Re: [PATCH v6 1/2] ptrace,syscall_user_dispatch: Implement Syscall User Dispatch Suspension

From: Gregory Price
Date: Wed Jan 25 2023 - 20:31:08 EST


On Thu, Jan 26, 2023 at 01:30:08AM +0100, Oleg Nesterov wrote:
> On 01/24, Gregory Price wrote:
> >
> > Adds PTRACE_O_SUSPEND_SYSCALL_USER_DISPATCH to ptrace options, and
> > modify Syscall User Dispatch to suspend interception when enabled.
> >
> > This is modeled after the SUSPEND_SECCOMP feature, which suspends
> > SECCOMP interposition. Without doing this, software like CRIU will
> > inject system calls into a process and be intercepted by Syscall
> > User Dispatch, either causing a crash (due to blocked signals) or
> > the delivery of those signals to a ptracer (not the intended behavior).
>
> Cough... Gregory, I am sorry ;)
>
> but can't we drop this patch to ?
>
> CRIU needs to do PTRACE_SET_SYSCALL_USER_DISPATCH_CONFIG and check
> config->mode anyway as we discussed.
>
> Then it can simply set *config->selector = SYSCALL_DISPATCH_FILTER_ALLOW
> with the same effect, no?
>
> Oleg.
>

The selector is optional, but the core idea seems reasonable.
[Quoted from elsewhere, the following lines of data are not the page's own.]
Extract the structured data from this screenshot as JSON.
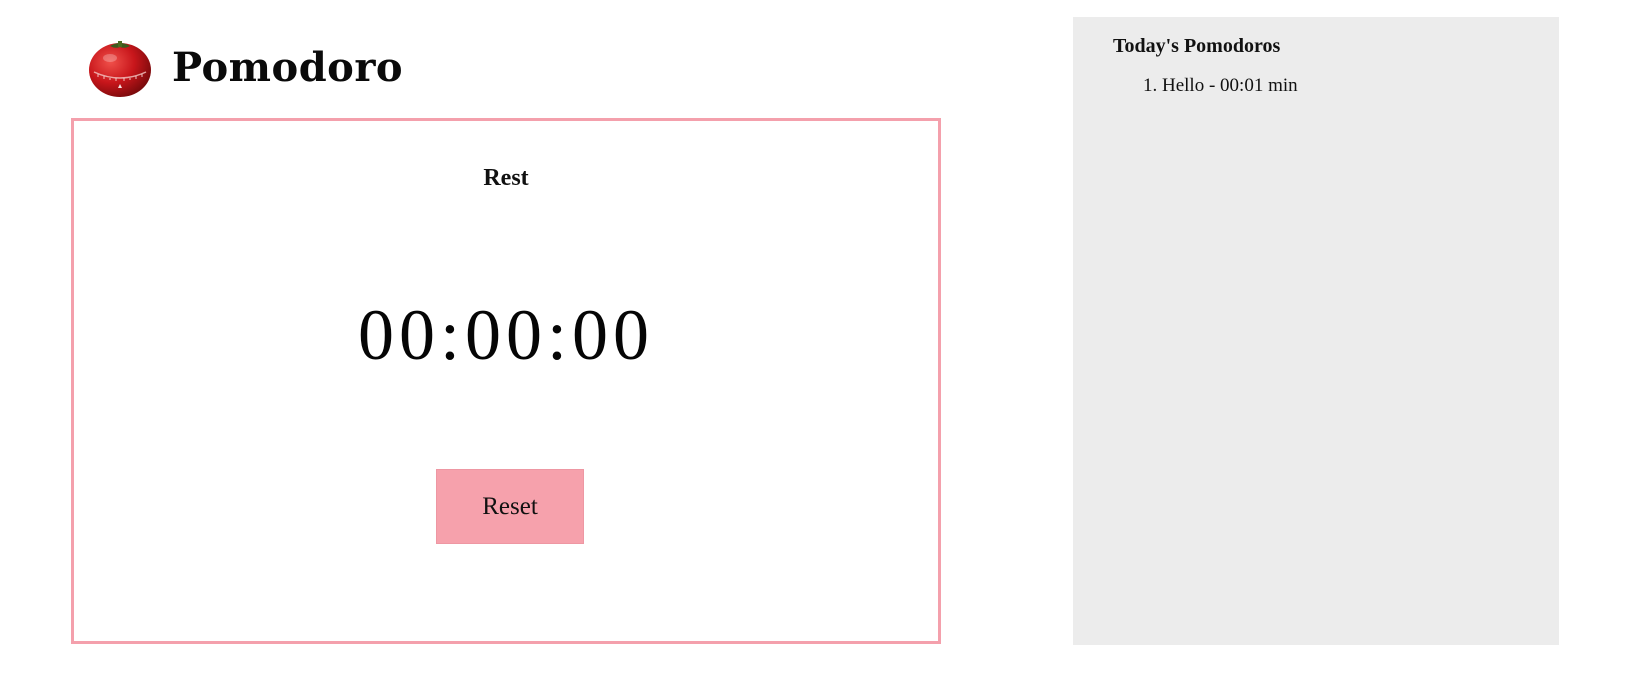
{
  "app": {
    "title": "Pomodoro",
    "logo_icon": "tomato-timer-icon"
  },
  "timer": {
    "mode": "Rest",
    "time": "00:00:00",
    "reset_label": "Reset"
  },
  "sidebar": {
    "title": "Today's Pomodoros",
    "items": [
      {
        "number": "1.",
        "text": "Hello - 00:01 min"
      }
    ]
  },
  "colors": {
    "accent_pink": "#f6a1ac",
    "card_border": "#f4a0ac",
    "sidebar_bg": "#ececec",
    "tomato_red": "#c8161b"
  }
}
Though I think this complicates the quiesce vs checkpoint phases a bit.

My best understanding of CRIU is there are (at least) two checkpoint
phases: quiesce and checkpoint. The intent of patch 1/2 is to aid the
quiesce phase, not the checkpoint phase.

In both phases the `compel` code is used to inject system calls, so
turning SUD off is required. That can obviously be achieved via saving
with get_config, and just clearing it entirely with set_config.

I'm NOT sure whether the `compel` code can save settings that the
`cr-check` code then saves to disc, or if `compel` is standalone. I will
go check this and report back.

The only other concern is one of how it's restored, and in what order
compared to SECCOMP - for the absolute insane case of someone running a
SUD task inside a locked down cgroup? Technically possible (TM)!

We may find that the suspend flag is "just easier" but not required.

I do think more-simple-is-more-better, though, so I will investigate.